I am fitting a gam using brms. Looking at the relationship between day of year (doy) and bat activity (n). The model fits fine, Rhat values and ESS values are good. However, the pp_check is shown below. How concerned should I at the lack of fit? Is there a distributional family that I can try, that would fit better? Thanks for your help.
m1 <- brm(bf(
n ~ s(doy) + (1 | elevation)),
data = alldata, family = gaussian(), cores = 4, seed = 17,
iter = 2000, warmup = 1000, thin = 10, chains = 4, backend = "cmdstanr",
control = list(adapt_delta = 0.99))
Personally I wouldn’t be too happy with this posterior check. Some thoughts:
Is n an integer of sightings or something similar? It appears that you don’t have any observations below zero, but the model expects some. Moving to a Poisson model or a negative binomial could align better with the data-generating process if this is count data.
Your data is bimodal but the model cannot account for it properly. One potential reason is that you have omitted an important variable that is responsible for this large shift in n. Can domain knowledge help here?
It’s also possible that you could account for this as a mixture of two distributions, if that makes theoretical sense for the phenomenon you’re studying.
You are fitting a random intercept for elevation when there are only three levels. This is a very small number of levels for a random intercept, so it may be better to fit that as a fixed effect. Similarly, site could be fit as a random effect to take advantage of partial pooling.

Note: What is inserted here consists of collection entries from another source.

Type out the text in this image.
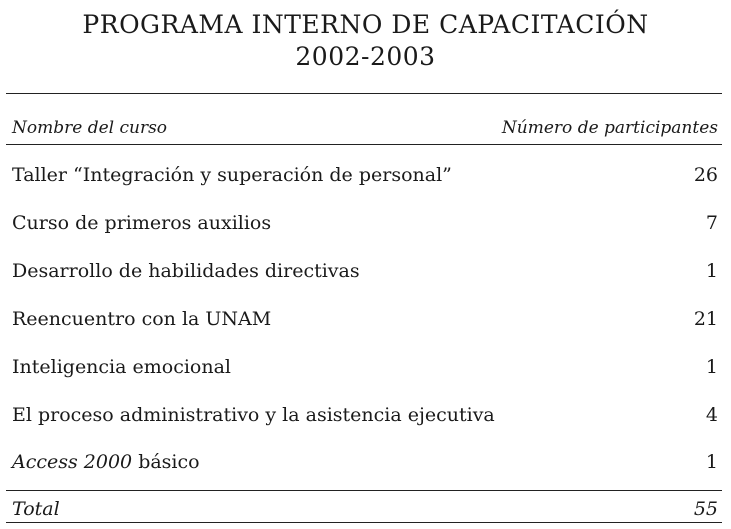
PROGRAMA INTERNO DE CAPACITACIÓN
2002-2003
Nombre del curso	Número de participantes
Taller “Integración y superación de personal”	26
Curso de primeros auxilios	7
Desarrollo de habilidades directivas	1
Reencuentro con la UNAM	21
Inteligencia emocional	1
El proceso administrativo y la asistencia ejecutiva	4
Access 2000 básico	1
Total	55
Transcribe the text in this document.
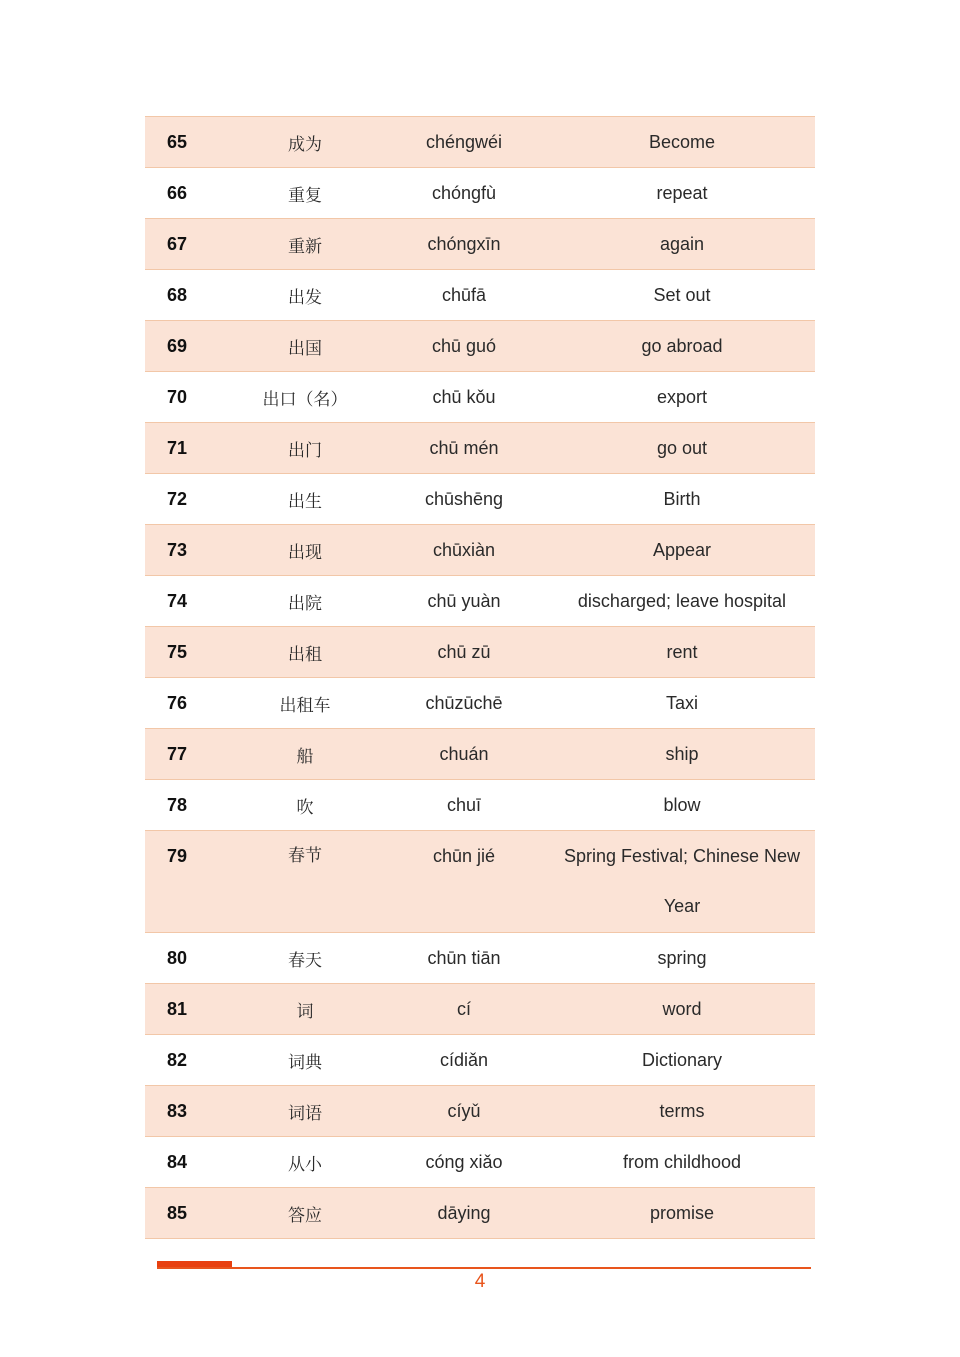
65	成为	chéngwéi	Become
66	重复	chóngfù	repeat
67	重新	chóngxīn	again
68	出发	chūfā	Set out
69	出国	chū guó	go abroad
70	出口（名）	chū kǒu	export
71	出门	chū mén	go out
72	出生	chūshēng	Birth
73	出现	chūxiàn	Appear
74	出院	chū yuàn	discharged; leave hospital
75	出租	chū zū	rent
76	出租车	chūzūchē	Taxi
77	船	chuán	ship
78	吹	chuī	blow
79	春节	chūn jié	Spring Festival; Chinese New Year
80	春天	chūn tiān	spring
81	词	cí	word
82	词典	cídiǎn	Dictionary
83	词语	cíyǔ	terms
84	从小	cóng xiǎo	from childhood
85	答应	dāying	promise
4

I definitely recommend setting non-flat priors. You want to make sure that you’re current data doesn’t influence the priors that you set as much as possible, so I’d advise looking at some tutorials on Bayesian poisson models to see what weakly-informative priors can look like. Then I’d recommend doing prior predictive checks to see if it matches with previous research into your topic reasonably well.
Here are a few such resources:
Winter, B., & Bürkner, P. C. (2021). Poisson regression for linguists: A tutorial introduction to modelling count data with brms. Language and Linguistics Compass , 15 (11), e12439.
Hey @bhopalstiffs , I agree with @sjp that it’s hard to fit a model with random intercepts when you have only 3 upper-level groups. However, I sometimes run into this issue when I fit models to behavior-analytic data. In those cases, I can still often fit a multilevel model if I (a) use tighter non-default priors on the upper-level \sigma parameters, and (b) adjust control settings, such as increasing adapt_delta to some value greater than the default 0.8, like 0.9 or higher. Though yes, switching to a fixed-effects model is also a viable approach.
Thanks @sjp and @Solomon for the replies. Your suggestions made a world of difference in my model fit. I used a poisson distribution (since this was counts), I had already increased adapt_delta (that didn’t help), I increased the number of iterations (that helped a lot). I will work on using tighter non-default priors. Would having only one replicate in one of the upper-level groups also add to my model fit issues? I have one Site in one group, two Sites in another group, and six Sites in the last group. The travails of ecological data.